Some of the most satisfying opportunities for enterprising studios might lie beyond British shores. Studio Output started to work “truly internationally” in 2012, with almost a quarter of its turnover coming from projects in countries such as China, according to Ian.
“We expect this trend to continue. It’s actually quite refreshing to be working for clients who have a huge respect for our work in Britain and the budgets to back up their requirements. Doing business in foreign countries is not for the faint-hearted though and learning the local culture is as important as doing the work itself,” he argues.
Last year, design consultancy SomeOne worked on a particularly satisfying project with Tanzanian airline FastJet. “It was one of the most exciting projects. They are a dream client, they really get it,” says creative director Simon Manchipp. “This could be the year that the small independents get truly international.”
Not all exciting opportunities lie overseas, however – there are chances for innovation and satisfaction very close to home, believes Raw’s Rob. “I still think there’s a lot of scope in print especially if you do a lot of work locally,” he says. “There’s been a resurgence in agencies choosing to do work for low key, local business. It’s not a bad thing either, as it will feed back into the local community and you’re more likely to get creative freedom and satisfaction with this type of client.”

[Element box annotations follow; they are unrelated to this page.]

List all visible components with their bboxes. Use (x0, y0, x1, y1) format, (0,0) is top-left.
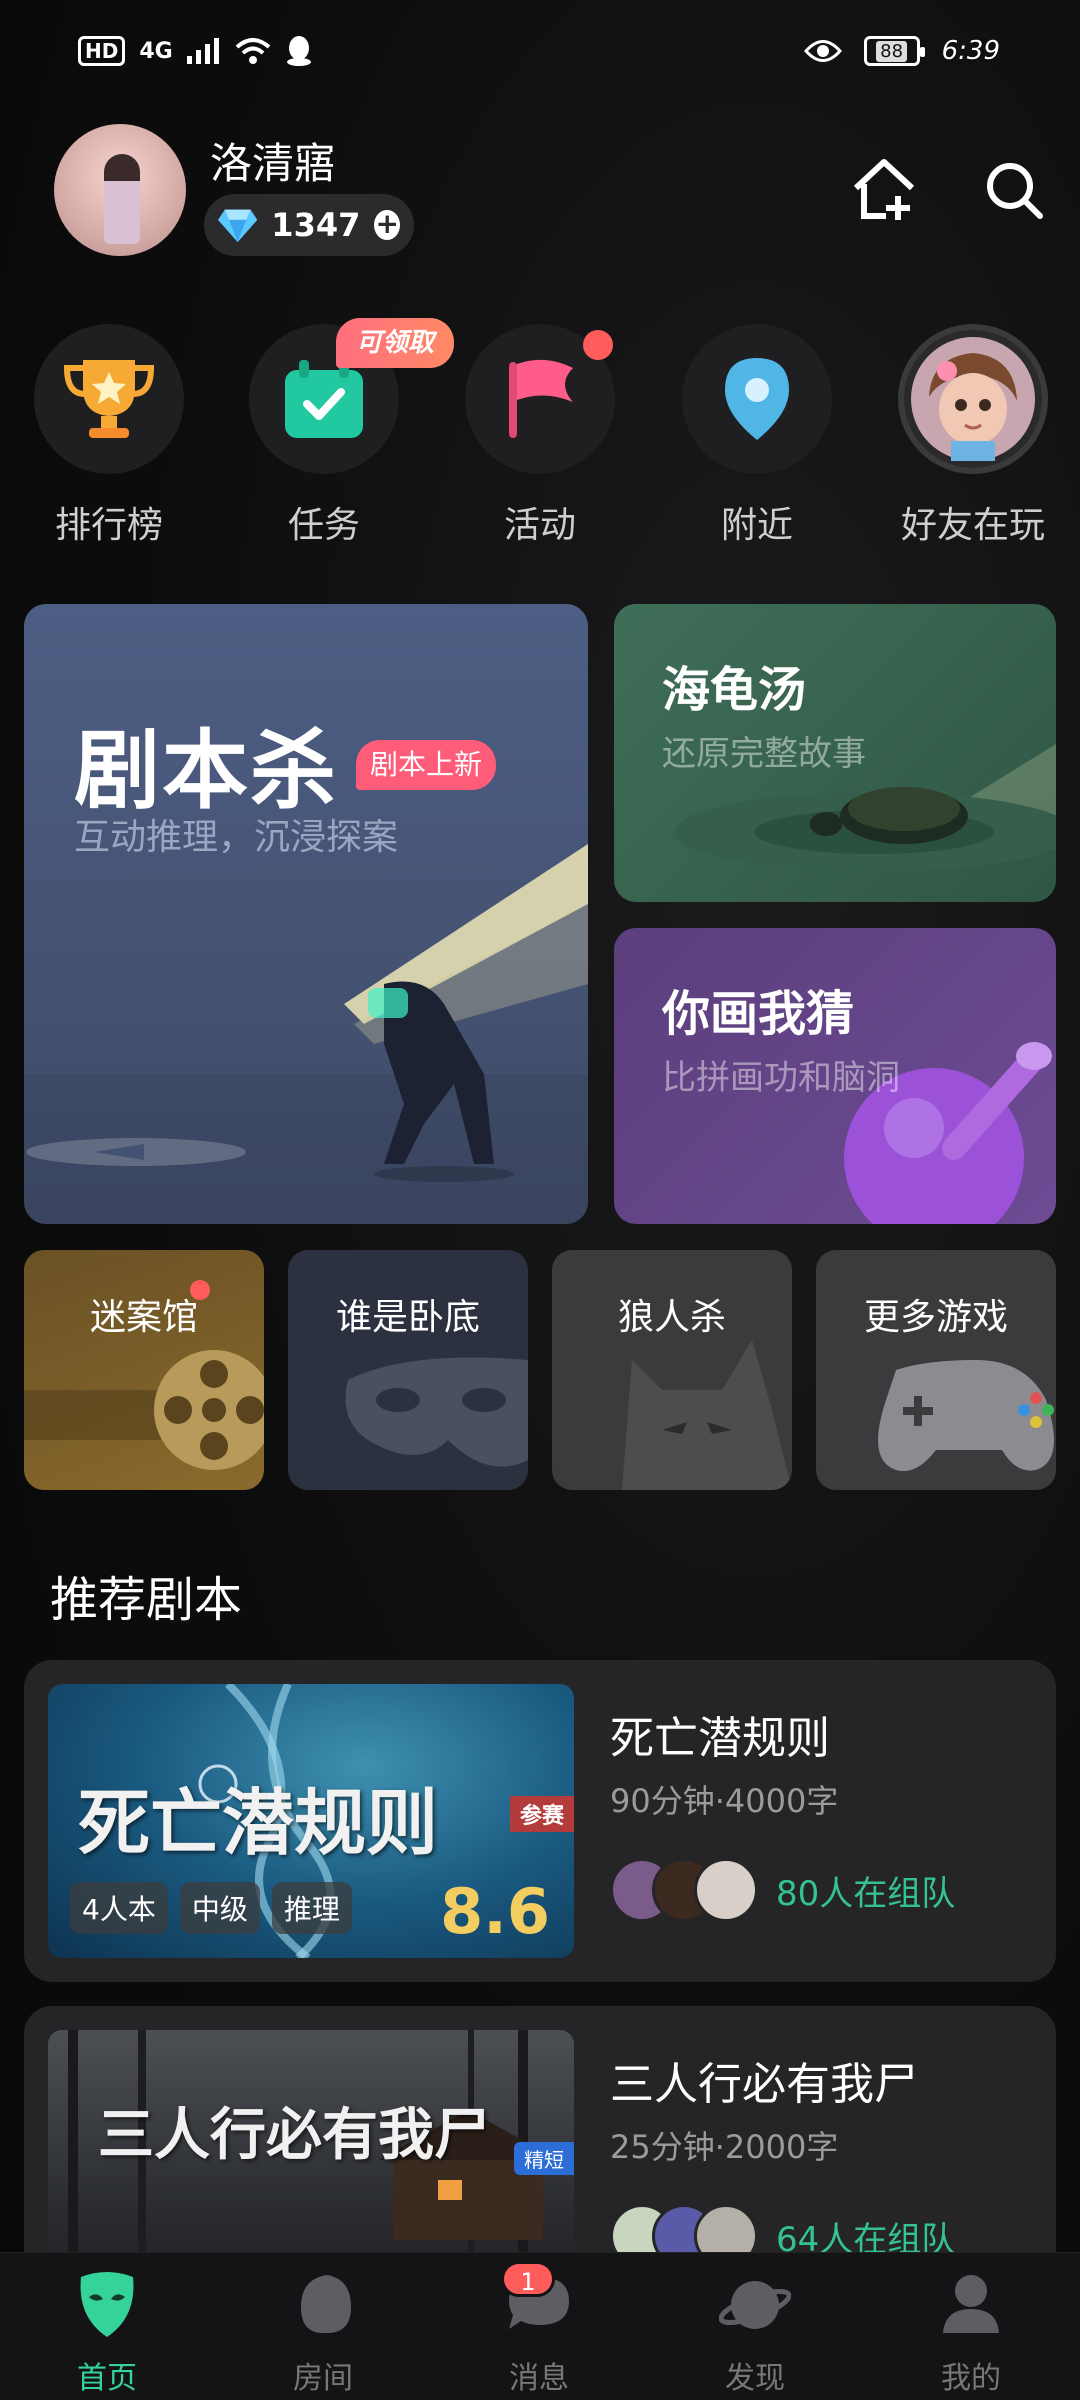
task-calendar-icon (285, 360, 363, 438)
eye-icon (803, 40, 842, 62)
nav-rooms-label: 房间 (293, 2361, 353, 2396)
nihua-subtitle: 比拼画功和脑洞 (662, 1058, 900, 1098)
wolf-icon (622, 1340, 792, 1490)
battery-level: 88 (876, 40, 908, 62)
team-row[interactable]: 80人在组队 (610, 1858, 955, 1922)
tile-more-games[interactable]: 更多游戏 (816, 1250, 1056, 1490)
bottom-nav: 首页 房间 1 消息 发现 我的 (0, 2252, 1080, 2400)
script-card[interactable]: 死亡潜规则 参赛 4人本 中级 推理 8.6 死亡潜规则 90分钟·4000字 … (24, 1660, 1056, 1982)
events-red-dot (583, 330, 613, 360)
create-room-icon[interactable] (850, 156, 918, 224)
shortcut-ranking-circle (34, 324, 184, 474)
film-reel-icon (24, 1350, 264, 1470)
network-label: 4G (139, 38, 173, 64)
flag-icon (509, 359, 573, 438)
gamepad-icon (878, 1360, 1054, 1472)
tile-more-label: 更多游戏 (863, 1297, 1008, 1338)
cover-title-art: 三人行必有我尸 (98, 2102, 490, 2168)
wifi-icon (235, 38, 271, 64)
shortcut-events-circle (465, 324, 615, 474)
shortcut-friends-label: 好友在玩 (900, 505, 1045, 546)
shortcut-tasks-label: 任务 (287, 505, 360, 546)
recharge-plus-icon[interactable]: + (374, 210, 400, 240)
script-tags: 4人本 中级 推理 (70, 1882, 352, 1934)
game-card-nihua[interactable]: 你画我猜 比拼画功和脑洞 (614, 928, 1056, 1224)
nav-profile[interactable]: 我的 (891, 2267, 1051, 2397)
diamond-balance[interactable]: 1347 + (204, 194, 414, 256)
tile-shei-label: 谁是卧底 (335, 1297, 480, 1338)
script-meta: 90分钟·4000字 (610, 1782, 839, 1820)
game-card-haigui[interactable]: 海龟汤 还原完整故事 (614, 604, 1056, 902)
nav-home-label: 首页 (77, 2361, 137, 2396)
nav-messages[interactable]: 1 消息 (459, 2261, 619, 2397)
script-title: 三人行必有我尸 (610, 2059, 918, 2110)
tile-lang-ren-sha[interactable]: 狼人杀 (552, 1250, 792, 1490)
competition-ribbon: 参赛 (509, 1796, 574, 1832)
nav-discover-label: 发现 (725, 2361, 785, 2396)
recommended-scripts-title: 推荐剧本 (50, 1572, 243, 1628)
shortcut-events[interactable]: 活动 (465, 324, 615, 548)
shortcut-ranking-label: 排行榜 (54, 505, 163, 546)
tile-mian-guan[interactable]: 迷案馆 (24, 1250, 264, 1490)
haigui-subtitle: 还原完整故事 (662, 734, 866, 774)
trophy-icon (63, 360, 155, 438)
script-cover: 死亡潜规则 参赛 4人本 中级 推理 8.6 (48, 1684, 574, 1958)
nav-home[interactable]: 首页 (27, 2267, 187, 2397)
tag-genre: 推理 (271, 1882, 352, 1934)
tile-shei-shi-wo-di[interactable]: 谁是卧底 (288, 1250, 528, 1490)
shortcut-events-label: 活动 (503, 505, 576, 546)
script-title: 死亡潜规则 (610, 1713, 830, 1764)
battery-icon: 88 (863, 36, 925, 66)
messages-badge: 1 (501, 2261, 555, 2297)
location-pin-icon (725, 358, 789, 440)
detective-illustration (24, 844, 588, 1224)
member-avatar (694, 1858, 758, 1922)
diamond-count: 1347 (271, 206, 361, 244)
person-icon (943, 2275, 999, 2333)
shortcut-ranking[interactable]: 排行榜 (34, 324, 184, 548)
mask-face-icon (80, 2272, 134, 2337)
hd-icon: HD (78, 36, 126, 66)
script-score: 8.6 (440, 1875, 550, 1948)
shortcut-friends-playing[interactable]: 好友在玩 (898, 324, 1048, 548)
signal-icon (186, 38, 219, 64)
clock: 6:39 (941, 36, 1000, 66)
tile-mian-label: 迷案馆 (89, 1297, 198, 1338)
friend-cartoon-avatar (911, 337, 1035, 461)
tag-difficulty: 中级 (179, 1882, 260, 1934)
game-card-jubensha[interactable]: 剧本杀 剧本上新 互动推理，沉浸探案 (24, 604, 588, 1224)
nav-profile-label: 我的 (941, 2361, 1001, 2396)
status-left: HD 4G (78, 36, 313, 66)
shortcut-nearby[interactable]: 附近 (682, 324, 832, 548)
claimable-badge: 可领取 (336, 318, 454, 368)
room-icon (301, 2275, 351, 2334)
tile-lang-label: 狼人杀 (617, 1297, 726, 1338)
nav-discover[interactable]: 发现 (675, 2267, 835, 2397)
username: 洛清寤 (210, 139, 337, 188)
user-avatar[interactable] (54, 124, 186, 256)
mask-icon (345, 1357, 528, 1467)
haigui-title: 海龟汤 (662, 662, 807, 718)
diamond-icon (218, 209, 258, 243)
friend-avatar (898, 324, 1048, 474)
nav-messages-label: 消息 (509, 2361, 569, 2396)
shortcut-nearby-circle (682, 324, 832, 474)
status-right: 88 6:39 (803, 36, 1000, 66)
team-count: 80人在组队 (776, 1873, 956, 1914)
qq-icon (286, 36, 311, 66)
tag-players: 4人本 (70, 1882, 168, 1934)
nihua-title: 你画我猜 (662, 986, 855, 1042)
search-icon[interactable] (982, 158, 1046, 222)
short-ribbon: 精短 (514, 2142, 574, 2175)
avatar-figure (104, 154, 140, 244)
status-bar: HD 4G 88 6:39 (0, 0, 1080, 110)
script-meta: 25分钟·2000字 (610, 2128, 839, 2166)
tile-mian-red-dot (190, 1280, 210, 1300)
cover-title-art: 死亡潜规则 (78, 1780, 439, 1865)
nav-rooms[interactable]: 房间 (243, 2267, 403, 2397)
planet-icon (718, 2281, 792, 2329)
shortcut-nearby-label: 附近 (720, 505, 793, 546)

Whatever client you’re looking to attract, one of your key priorities should be building of trust, believes Simon. “We’re really interested in a more idealistic approach to creating brands on a global level, which starts from a position of trust. In a year of unprecedented austerity, nervousness and lack of focus, trust is going to be thin on the ground, and I really believe that there is opportunity for brands to zig, while the rest of them zag.”
And according to Simon, consultancies can start fostering this by starting out “from a position of generosity”, not just offering the bare minimum. “This trust needs to start at the pitch,” he says. “[It’s about] how do you better cultivate stronger relationships with people so that they understand what your intentions are.”
So wherever consultancies are looking to find their opportunities this year – from nurturing clients to staying on top of technological innovation – 2013 doesn’t look that gloomy at all.